Energy Star Rated HVAC SystemsPublished on: April 1, 2013
How do consumers know if they have energy-efficient HVAC systems? The Environmental Protection Agency developed a program to help consumers identify Energy Star air conditioners, geothermal heat pumps, heaters, and heat pumps. Before HVAC installation, locate the Energy Guide label on the side of a heating or cooling system.
Energy Star rated HVAC systems must adhere to guidelines set by the EPA for energy efficiency. The EPA created the program to reduce greenhouse emissions, save on energy costs, and help protect the environment.
Air conditioners, heaters, and heat pumps have minimum ratings, which measure the efficiency. All central air conditioners manufactured after January 26, 2006 must have minimum seasonal energy efficiency ratios of 13.
Annual fuel utilization efficiency minimums depend on the fuel source. At present, the minimum AFUE is 78 percent. You can purchase higher AFUE rated furnaces above 90 percent. Beginning on May 1, 2013, EPA’s AFUE minimums will change according to the class of heaters.
The minimum requirements for heat pumps are 8.2 Heating Seasonal Performance Factors and 14.5 SEER for split systems. For single package units, the minimums are 8.0 HSPF and 14 SEER.
Energy Guide Labels
In addition to energy efficiency, information about the HVAC equipment and operating costs are just as important. The Energy Guide label offers consumers full disclosure so they can make informed decisions. This information includes:
– Annual energy costs
– Appliance description
– Cost range for heating and cooling systems with similar features
– Energy Star logo, if applicable
– Estimated operating costs and electricity usage
– Manufacturer information
The recognizable yellow stickers give you information at a glance, so it is simple to compare heating and air conditioning systems that are similar in size, based on:
– Energy usage
– Fuel source
– Utility costs
HVAC Installation EPA Guidelines
Before you have a contractor install an Energy Star rated system, make sure their EPA certification is current. It is your assurance that your contractor has the qualified technicians, proper training, and uses the industry’s best practices for installing equipment.

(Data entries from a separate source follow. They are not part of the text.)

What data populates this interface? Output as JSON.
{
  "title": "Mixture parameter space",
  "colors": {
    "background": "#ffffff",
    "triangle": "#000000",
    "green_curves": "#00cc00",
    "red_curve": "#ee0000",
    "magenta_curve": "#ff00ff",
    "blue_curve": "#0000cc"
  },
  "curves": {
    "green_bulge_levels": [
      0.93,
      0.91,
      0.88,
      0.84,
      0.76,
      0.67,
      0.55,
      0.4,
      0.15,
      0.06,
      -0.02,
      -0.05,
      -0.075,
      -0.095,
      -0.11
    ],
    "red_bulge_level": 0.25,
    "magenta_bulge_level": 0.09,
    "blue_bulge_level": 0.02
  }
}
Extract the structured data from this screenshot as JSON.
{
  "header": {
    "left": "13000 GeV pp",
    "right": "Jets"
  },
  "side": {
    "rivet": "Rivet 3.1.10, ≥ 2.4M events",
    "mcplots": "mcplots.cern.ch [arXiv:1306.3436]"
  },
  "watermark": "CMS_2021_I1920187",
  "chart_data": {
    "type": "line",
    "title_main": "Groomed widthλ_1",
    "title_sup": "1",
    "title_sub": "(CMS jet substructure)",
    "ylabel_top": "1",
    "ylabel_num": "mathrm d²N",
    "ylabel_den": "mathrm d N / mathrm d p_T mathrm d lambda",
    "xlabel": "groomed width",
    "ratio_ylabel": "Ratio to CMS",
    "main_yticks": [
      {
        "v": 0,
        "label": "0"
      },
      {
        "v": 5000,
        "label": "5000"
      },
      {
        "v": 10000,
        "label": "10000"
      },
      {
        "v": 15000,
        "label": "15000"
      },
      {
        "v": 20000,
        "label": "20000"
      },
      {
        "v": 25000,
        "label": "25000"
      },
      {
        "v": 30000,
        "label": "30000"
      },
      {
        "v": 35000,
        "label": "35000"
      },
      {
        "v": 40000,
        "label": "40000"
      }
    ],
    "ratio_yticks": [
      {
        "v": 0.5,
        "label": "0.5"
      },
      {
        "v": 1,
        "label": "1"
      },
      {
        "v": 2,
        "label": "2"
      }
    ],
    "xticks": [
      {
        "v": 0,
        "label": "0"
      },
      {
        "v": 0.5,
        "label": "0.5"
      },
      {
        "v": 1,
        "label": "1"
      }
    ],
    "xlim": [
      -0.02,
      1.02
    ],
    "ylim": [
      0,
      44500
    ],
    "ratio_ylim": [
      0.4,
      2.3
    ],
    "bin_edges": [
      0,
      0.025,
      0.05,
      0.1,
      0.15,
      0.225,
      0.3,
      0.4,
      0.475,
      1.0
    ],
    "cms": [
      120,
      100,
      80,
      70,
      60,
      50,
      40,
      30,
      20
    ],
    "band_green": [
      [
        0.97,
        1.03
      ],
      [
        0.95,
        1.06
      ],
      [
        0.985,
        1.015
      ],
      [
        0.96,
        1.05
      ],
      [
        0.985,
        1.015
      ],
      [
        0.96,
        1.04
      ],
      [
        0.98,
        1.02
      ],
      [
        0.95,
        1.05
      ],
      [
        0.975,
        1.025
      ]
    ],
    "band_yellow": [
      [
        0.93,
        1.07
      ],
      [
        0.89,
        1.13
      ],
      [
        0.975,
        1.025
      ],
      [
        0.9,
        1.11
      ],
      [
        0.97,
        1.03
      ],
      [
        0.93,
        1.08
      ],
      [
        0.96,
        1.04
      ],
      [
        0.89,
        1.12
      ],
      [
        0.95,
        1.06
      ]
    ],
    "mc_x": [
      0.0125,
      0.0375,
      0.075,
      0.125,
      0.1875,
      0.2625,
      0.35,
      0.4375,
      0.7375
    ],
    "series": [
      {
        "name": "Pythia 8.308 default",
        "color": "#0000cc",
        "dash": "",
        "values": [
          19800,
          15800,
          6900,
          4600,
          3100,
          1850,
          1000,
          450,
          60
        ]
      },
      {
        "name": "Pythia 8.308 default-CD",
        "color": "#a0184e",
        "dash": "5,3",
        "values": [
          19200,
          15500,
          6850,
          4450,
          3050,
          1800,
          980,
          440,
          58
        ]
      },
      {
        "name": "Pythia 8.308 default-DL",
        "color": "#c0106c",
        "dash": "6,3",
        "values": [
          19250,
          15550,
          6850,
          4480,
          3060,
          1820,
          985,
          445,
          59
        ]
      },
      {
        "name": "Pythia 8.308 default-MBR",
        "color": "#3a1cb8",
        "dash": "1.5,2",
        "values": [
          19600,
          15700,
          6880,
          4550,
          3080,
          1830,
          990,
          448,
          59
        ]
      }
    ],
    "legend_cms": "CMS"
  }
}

Periodically, the EPA updates its guidelines, policies, and requirements for certifying HVAC contractors. The updates affect training, personnel, and installation procedures.
Tax Credits for Energy Star Rated HVAC Systems
If you are planning to replace your old system, you can offset installation costs with government tax credits. Whether it is an upgrade for an existing home or a new home installation, they qualify for the tax incentives. In addition, primary and secondary residences qualify for the tax credits, but not rental properties. Along with traditional HVAC systems, geothermal heat pumps, residential wind turbines, and solar energy heaters and air conditioners are also eligible.
Heating and cooling manufacturers offer rebates on these energy-efficient heating and cooling systems. Some manufacturers offer rebates as high as $1,350 toward installation costs. With these incentives, they significantly lower the price tag for your new HVAC system.
Look for specials from your local HVAC contractor. If you combine rebates, incentives and special pricing, you can save a lot on installation costs.